With electricity costs among the highest in the region and concerns that a limited supply of stable power will hinder foreign investment, the government is aiming to achieve energy independence within the next year or two, an official said on Wednesday.
“In 2016, we were importing 28 percent of our electricity consumption. This year, 25 percent. We hope by 2018 to 2019 we will be self-sufficient,” said Sok Chenda Sophea, secretary-general of the Council for the Development of Cambodia (CDC), the government’s private sector investment arm.

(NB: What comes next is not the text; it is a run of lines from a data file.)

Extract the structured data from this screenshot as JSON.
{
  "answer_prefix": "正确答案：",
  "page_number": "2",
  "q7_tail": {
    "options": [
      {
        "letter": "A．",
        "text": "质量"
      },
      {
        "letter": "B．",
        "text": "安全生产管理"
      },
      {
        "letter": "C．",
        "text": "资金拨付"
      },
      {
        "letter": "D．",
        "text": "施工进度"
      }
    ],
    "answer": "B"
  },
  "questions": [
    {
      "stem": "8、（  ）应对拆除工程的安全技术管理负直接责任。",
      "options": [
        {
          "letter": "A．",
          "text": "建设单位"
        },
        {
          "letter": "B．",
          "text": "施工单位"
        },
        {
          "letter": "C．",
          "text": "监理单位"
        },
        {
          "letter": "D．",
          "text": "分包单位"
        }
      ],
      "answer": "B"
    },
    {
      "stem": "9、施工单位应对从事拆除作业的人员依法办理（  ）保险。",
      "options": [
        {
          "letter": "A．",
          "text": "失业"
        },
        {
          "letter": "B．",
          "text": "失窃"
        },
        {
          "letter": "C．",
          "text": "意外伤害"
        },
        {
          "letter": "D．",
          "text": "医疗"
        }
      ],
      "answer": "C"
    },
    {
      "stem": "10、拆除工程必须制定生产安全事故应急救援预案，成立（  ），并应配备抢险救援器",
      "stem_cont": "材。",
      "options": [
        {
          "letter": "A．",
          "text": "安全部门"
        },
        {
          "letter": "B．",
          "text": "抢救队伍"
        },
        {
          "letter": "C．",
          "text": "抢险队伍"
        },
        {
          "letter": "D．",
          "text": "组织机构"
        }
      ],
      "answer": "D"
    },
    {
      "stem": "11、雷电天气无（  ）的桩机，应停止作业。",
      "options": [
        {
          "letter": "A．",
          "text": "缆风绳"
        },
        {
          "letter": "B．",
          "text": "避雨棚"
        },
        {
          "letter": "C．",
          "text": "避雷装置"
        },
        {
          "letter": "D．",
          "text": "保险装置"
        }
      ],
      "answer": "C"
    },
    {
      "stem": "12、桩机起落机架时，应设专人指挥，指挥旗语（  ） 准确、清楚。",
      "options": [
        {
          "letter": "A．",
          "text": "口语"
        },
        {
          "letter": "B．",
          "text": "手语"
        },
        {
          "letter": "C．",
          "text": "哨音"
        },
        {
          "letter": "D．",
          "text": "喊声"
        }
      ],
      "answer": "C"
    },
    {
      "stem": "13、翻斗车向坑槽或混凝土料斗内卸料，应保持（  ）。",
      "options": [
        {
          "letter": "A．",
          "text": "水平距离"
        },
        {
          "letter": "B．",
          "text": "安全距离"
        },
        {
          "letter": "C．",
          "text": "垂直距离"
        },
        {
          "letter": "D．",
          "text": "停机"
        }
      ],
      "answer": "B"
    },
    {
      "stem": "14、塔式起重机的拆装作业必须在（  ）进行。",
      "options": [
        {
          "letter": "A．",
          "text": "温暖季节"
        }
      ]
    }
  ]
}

“It’s urgent for us to find our own source of supply,” Mr. Chenda Sophea said at the International Business Summit in Phnom Penh. “And we will be independent.”
Cambodia’s Industrial Development Policy for 2015 to 2025 says “the lack of stable electricity supply at a competitive price” compared to neighboring countries is the main challenge for industrial development and an urgent priority in efforts to expand manufacturing.
The country could achieve electricity self-sufficiency within 12 months of constructing a 700-megawatt utility-scale solar facility on 1,400 hectares of land, according to a report released last year by investment and advisory firm Mekong Strategic Partners.
But the majority of Cambodia’s electricity currently comes from hydropower dams and coal-fired power plants—about 48 percent and 47 percent, respectively, of the electricity-by-kilowatt-hour generated in 2015, according to the Electricity Authority of Cambodia.
“Given the large scale hydro and coal fired plants coming online, and the likelihood that we’ll see a lot more solar in the market over that time frame, Cambodia should be close to achieving energy self-sufficiency by 2019, at least during the rainy season,” Stephen Higgins, a managing partner of Mekong Strategic Partners, said in an email.
“Hydro isn’t always at full capacity during the dry season, so this doesn’t mean that Cambodia would achieve self sufficiency throughout the year,” he added.
Hydropower and coal were forecasted to remain the dominant sources of electricity through 2026, with domestic gas-fired generation entering the energy mix by 2024 and energy imports becoming minimal by next year, according to 2015 estimates from the Mines and Energy Ministry. Russia has even offered to help Cambodia look into the potential of nuclear power plants.
Tin Ponlok, secretary-general of the National Council for Sustainable Development, said making Cambodia energy independent would be no simple task.
“It depends on the options that you consider,” Mr. Ponlok said. “We need to have a stable supply [of electricity] to meet the baseload.”
Even renewable sources of energy have drawbacks, he said, since the dry season limits hydropower, and solar-power generation stops at night.
“Hydro alone won’t be a solution,” Mr. Ponlok said. “To get the best economic value, and the least environmental impact, and in terms of national security, it’s not easy.”